My recommendation is to look at your usage profile and your requirements for the cache.

I can see no reason why you would leave stale data in memcached. I think you have picked the right approach ie: update the DB.

In any case, you're going to need a wrapper on your DB update (which you've done). Your code to update the User in the DB and in-RAM should also do a push to memcached, OR an expiry in memcached.

For example - If your users normally do an update once per session as part of log off, there's not much point updating the data in cache (eg high score total) - you should expire it straight away.

IF however they are going to update the data (eg current game state) and then 0.2 seconds later you'll have an immediate PHP page hit that is going to request the data, you'd want it fresh in the cache.

jasonk
  • 1,693
  • 1
  • 11
  • 9
4

I wouldn't go about it quite like you outlined. What you need to do is decide whether you actually NEED completely up-to-date data. Then, if you do need it, decide which parts of the data need to be up-to-date at all times and separate them from things that can be cached in your architecture.

For example, you probably want to update your user's email address as soon as they change it, so you don't send out mails to the wrong address, but it's unlikely that the user's date of birth or surname is going to need to be completely up-to-date to provide a decent user experience. (N.B. I'm not using a game-architecture example as I don't know what kind of game to aim it at, and I think this one is fairly easy to understand).

This way you have two clear sets of data: short- and long-term cacheable data. You can probably get away with a cache duration of a minute or so on the short-term data, just to relieve load on the DB, but the long-term data can be left in the cache on a sliding duration for as long as it's used.

Then you need to deal with updates. I'd first look at using a DB trigger to simply remove items from the cache once they're out of date. That will force your business layer to trigger a cache refresh on the next time it requests the data, freeing up some space in the cache if the data isn't being used (for example if a user changes their email address then logs out immediately). If this is going to cause performance issues in the UI (i.e. introduce too much lag while waiting for cache refreshes) then you can look at simply triggering the cache call once the item is removed from the cache. I'd also look at optimising the DB read times for this small set of data, to ensure that any lag induced in refreshing the cache is minimal (this should be easier as you only need to load data you really need).

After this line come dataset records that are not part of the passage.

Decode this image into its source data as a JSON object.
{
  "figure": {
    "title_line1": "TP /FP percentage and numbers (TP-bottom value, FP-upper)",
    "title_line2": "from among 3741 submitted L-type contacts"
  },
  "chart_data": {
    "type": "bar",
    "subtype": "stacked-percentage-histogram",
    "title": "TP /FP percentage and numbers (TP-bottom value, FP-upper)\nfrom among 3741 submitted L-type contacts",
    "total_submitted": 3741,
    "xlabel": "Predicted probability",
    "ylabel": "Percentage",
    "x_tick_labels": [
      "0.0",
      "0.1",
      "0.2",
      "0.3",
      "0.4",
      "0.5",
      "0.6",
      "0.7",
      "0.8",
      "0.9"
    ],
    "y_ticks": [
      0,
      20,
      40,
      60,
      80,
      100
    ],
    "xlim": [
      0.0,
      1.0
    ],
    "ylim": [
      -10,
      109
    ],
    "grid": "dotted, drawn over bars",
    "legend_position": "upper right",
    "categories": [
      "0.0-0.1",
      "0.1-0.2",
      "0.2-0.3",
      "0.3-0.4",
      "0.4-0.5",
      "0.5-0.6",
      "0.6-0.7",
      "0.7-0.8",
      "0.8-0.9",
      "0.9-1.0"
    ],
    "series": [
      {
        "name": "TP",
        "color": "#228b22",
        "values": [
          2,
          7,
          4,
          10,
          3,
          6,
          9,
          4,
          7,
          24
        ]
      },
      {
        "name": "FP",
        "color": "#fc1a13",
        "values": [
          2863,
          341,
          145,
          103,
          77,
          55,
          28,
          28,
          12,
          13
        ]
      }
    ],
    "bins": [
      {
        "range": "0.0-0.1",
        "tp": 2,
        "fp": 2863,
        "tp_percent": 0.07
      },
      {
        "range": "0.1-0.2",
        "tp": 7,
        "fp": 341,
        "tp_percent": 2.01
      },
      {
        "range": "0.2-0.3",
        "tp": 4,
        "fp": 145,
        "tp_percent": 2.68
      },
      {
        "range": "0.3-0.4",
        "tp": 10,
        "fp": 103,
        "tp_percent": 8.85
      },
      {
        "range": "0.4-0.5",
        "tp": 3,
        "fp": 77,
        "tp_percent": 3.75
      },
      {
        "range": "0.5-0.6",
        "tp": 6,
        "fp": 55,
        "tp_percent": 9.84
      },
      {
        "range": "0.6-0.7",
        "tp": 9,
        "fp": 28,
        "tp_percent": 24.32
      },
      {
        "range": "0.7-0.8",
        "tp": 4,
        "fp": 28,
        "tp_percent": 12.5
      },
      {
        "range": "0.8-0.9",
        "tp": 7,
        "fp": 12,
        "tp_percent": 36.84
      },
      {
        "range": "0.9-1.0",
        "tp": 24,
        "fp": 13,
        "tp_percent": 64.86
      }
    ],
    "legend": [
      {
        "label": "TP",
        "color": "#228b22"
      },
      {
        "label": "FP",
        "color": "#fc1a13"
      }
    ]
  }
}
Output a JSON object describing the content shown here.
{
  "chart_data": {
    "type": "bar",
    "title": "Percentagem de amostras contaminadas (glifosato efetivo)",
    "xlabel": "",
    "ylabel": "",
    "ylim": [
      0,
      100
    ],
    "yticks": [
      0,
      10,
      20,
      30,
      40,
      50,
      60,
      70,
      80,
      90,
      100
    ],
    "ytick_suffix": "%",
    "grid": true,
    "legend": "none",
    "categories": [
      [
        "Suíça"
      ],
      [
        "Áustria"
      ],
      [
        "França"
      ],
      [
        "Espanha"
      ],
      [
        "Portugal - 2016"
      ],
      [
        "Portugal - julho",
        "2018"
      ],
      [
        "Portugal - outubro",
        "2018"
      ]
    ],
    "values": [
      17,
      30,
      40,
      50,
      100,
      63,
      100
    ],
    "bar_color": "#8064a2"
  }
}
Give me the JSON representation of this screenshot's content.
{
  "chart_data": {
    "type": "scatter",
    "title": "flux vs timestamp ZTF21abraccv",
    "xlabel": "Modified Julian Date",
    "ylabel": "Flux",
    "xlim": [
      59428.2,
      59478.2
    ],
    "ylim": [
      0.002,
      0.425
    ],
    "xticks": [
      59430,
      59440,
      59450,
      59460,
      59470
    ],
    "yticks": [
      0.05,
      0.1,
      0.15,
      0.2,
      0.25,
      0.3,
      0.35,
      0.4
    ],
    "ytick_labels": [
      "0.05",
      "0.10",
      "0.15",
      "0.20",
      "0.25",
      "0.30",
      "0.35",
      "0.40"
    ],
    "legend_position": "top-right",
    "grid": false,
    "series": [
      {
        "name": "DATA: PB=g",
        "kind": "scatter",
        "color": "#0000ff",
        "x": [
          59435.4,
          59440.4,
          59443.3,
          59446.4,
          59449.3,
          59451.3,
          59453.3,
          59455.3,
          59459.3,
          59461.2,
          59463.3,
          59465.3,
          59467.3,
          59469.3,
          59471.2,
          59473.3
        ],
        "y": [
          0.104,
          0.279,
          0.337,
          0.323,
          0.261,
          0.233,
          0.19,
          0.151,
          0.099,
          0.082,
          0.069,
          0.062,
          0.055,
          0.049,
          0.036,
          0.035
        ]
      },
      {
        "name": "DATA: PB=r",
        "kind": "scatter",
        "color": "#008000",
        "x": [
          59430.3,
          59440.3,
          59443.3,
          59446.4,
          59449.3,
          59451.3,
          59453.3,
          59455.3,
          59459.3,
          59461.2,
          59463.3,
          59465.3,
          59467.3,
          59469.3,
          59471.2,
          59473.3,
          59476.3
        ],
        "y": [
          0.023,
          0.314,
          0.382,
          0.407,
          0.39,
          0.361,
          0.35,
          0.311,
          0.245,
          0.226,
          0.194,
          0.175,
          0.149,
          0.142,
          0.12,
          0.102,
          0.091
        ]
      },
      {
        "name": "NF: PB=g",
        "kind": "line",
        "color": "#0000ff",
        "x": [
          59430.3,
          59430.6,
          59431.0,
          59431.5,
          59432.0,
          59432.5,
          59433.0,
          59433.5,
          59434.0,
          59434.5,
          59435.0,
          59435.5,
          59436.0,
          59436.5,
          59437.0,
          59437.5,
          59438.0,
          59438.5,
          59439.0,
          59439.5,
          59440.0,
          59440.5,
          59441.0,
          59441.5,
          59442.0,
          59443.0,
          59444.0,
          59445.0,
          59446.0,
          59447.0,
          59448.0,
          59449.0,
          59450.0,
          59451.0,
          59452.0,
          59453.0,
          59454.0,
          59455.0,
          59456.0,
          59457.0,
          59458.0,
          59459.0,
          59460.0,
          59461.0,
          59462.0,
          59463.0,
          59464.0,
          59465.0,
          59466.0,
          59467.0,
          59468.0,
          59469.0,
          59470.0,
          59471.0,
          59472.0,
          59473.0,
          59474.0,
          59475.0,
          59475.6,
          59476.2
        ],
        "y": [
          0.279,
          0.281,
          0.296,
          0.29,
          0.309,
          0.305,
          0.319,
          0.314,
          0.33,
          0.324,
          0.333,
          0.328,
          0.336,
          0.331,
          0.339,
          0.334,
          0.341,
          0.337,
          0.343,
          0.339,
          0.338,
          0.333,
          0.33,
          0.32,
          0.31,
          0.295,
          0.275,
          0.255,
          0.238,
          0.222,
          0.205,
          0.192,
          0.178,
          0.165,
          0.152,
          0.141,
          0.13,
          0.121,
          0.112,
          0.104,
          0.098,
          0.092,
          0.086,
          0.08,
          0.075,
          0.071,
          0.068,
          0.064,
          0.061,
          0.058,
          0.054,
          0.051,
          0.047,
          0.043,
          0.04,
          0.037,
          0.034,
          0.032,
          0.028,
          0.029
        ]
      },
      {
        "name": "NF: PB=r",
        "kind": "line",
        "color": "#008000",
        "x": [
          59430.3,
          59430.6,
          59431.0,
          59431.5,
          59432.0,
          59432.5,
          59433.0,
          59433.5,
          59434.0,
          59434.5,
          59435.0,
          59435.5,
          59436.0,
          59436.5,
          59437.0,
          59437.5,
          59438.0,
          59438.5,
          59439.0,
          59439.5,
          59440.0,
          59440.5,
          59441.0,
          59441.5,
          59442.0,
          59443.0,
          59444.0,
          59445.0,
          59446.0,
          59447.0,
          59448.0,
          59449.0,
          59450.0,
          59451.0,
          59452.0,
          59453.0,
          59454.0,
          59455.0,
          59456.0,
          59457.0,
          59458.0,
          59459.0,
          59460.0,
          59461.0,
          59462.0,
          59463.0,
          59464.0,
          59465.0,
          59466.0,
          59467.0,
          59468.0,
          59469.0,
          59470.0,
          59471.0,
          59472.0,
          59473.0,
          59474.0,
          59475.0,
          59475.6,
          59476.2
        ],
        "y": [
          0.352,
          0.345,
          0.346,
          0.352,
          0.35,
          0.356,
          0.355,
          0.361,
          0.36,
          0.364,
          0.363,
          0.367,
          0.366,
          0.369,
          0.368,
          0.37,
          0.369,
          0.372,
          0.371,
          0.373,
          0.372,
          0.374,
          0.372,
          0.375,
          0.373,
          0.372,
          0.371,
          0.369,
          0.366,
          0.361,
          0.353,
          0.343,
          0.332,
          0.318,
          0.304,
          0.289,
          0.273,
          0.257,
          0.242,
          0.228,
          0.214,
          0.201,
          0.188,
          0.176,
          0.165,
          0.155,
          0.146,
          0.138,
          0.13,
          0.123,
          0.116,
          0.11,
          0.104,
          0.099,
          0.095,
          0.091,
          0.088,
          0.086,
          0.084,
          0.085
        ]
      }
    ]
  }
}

What I would not do, in any circumstance, is add an additional method of filling the cache, as then you will need to maintain the call (and API hooks etc.) in two places.

As for gotchas, the main thing you need to be careful of if you're writing directly to the cache is synchronisation. If many threads try to read while you're doing your silent update you might have some serious invalid data issues, which will defeat the point of trying to keep the data up-to-date in the first place.

Ed James
  • 3,489
  • 3
  • 22
  • 33